Leads chauds traités en moins de dix minutes. SDR recentrés sur outbound prospection. Conversion lead → SQL en hausse de 40 % mesurée sur trois mois.
03.
Assistant interne RAG
Mille cinq cents contrats interrogeables en langage naturel, en local souverain.
Asset manager sous LBOSprint 4 semainesIA au runtime : centrale
Contexte
Asset manager sous LBO, équipe juridique de trois personnes pour trois cents fonds gérés et environ mille cinq cents contrats actifs - LP agreements, side letters, prestations, IT, immobilier. Chaque demande métier (« quelles sont les clauses MFN sur les LP qui ont signé après 2022 ? ») mobilise un ou deux jours de recherche manuelle.

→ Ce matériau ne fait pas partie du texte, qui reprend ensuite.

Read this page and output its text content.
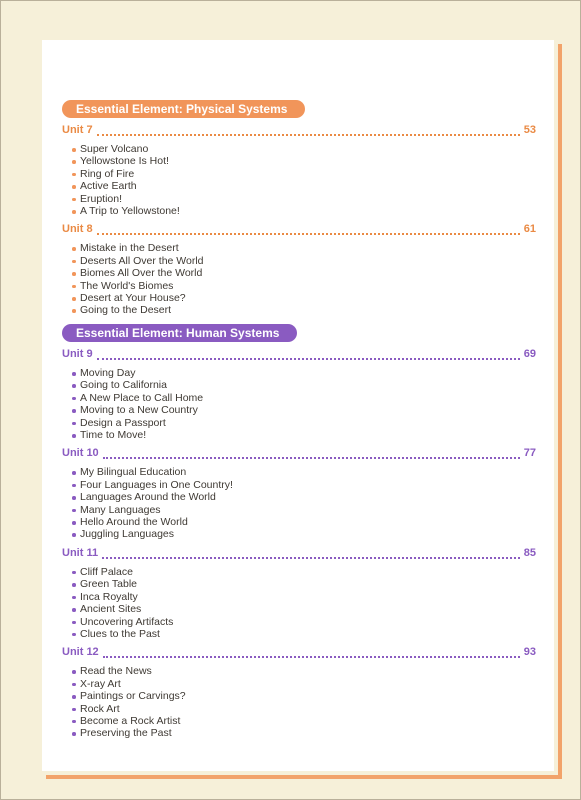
Essential Element: Physical Systems
Unit 7	53
Super Volcano
Yellowstone Is Hot!
Ring of Fire
Active Earth
Eruption!
A Trip to Yellowstone!
Unit 8	61
Mistake in the Desert
Deserts All Over the World
Biomes All Over the World
The World's Biomes
Desert at Your House?
Going to the Desert
Essential Element: Human Systems
Unit 9	69
Moving Day
Going to California
A New Place to Call Home
Moving to a New Country
Design a Passport
Time to Move!
Unit 10	77
My Bilingual Education
Four Languages in One Country!
Languages Around the World
Many Languages
Hello Around the World
Juggling Languages
Unit 11	85
Cliff Palace
Green Table
Inca Royalty
Ancient Sites
Uncovering Artifacts
Clues to the Past
Unit 12	93
Read the News
X-ray Art
Paintings or Carvings?
Rock Art
Become a Rock Artist
Preserving the Past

La direction juridique cherche un outil interne, sans envoyer la donnée chez un éditeur tiers, conformément aux engagements LP sur la confidentialité des side letters.
Sprint
Cadrage : périmètre des contrats indexés, typologie des questions attendues, contraintes contractuelles LP (hébergement souverain France, aucune transmission tierce).
Pipeline d’ingestion : extraction structurée des contrats existants (PDF, OCR si nécessaire), découpage en sections cohérentes, indexation vectorielle avec embeddings calculés en local.
Architecture RAG : pour chaque question, recherche sémantique des passages les plus pertinents, génération de réponse par LLM avec citations obligatoires vers les contrats sources.
Interface chat interne pour l’équipe juridique : question en langage naturel, réponse synthétique et clauses citées en sidebar (cliquables pour ouvrir le contrat source à la page exacte).
Garde-fous : refus de réponse si la confiance des passages retrouvés est insuffisante, journalisation auditable de toutes les questions posées et des passages cités.
Place de l’IA
Centrale, architecture Retrieval-Augmented Generation. Recherche sémantique sur embeddings calculés en local, génération de réponse par LLM auto-hébergé sur infrastructure souveraine française. Aucune donnée contractuelle ne quitte le périmètre du commanditaire - choix structurel imposé par les engagements LP sur les side letters. Aucune réponse n’est produite sans citation des passages sources ; le modèle refuse explicitement quand les passages retrouvés sont insuffisants pour répondre.
Équipe juridique répond instantanément aux questions métier internes. Aucune donnée client transmise à un éditeur tiers. Audit trail complet des questions posées.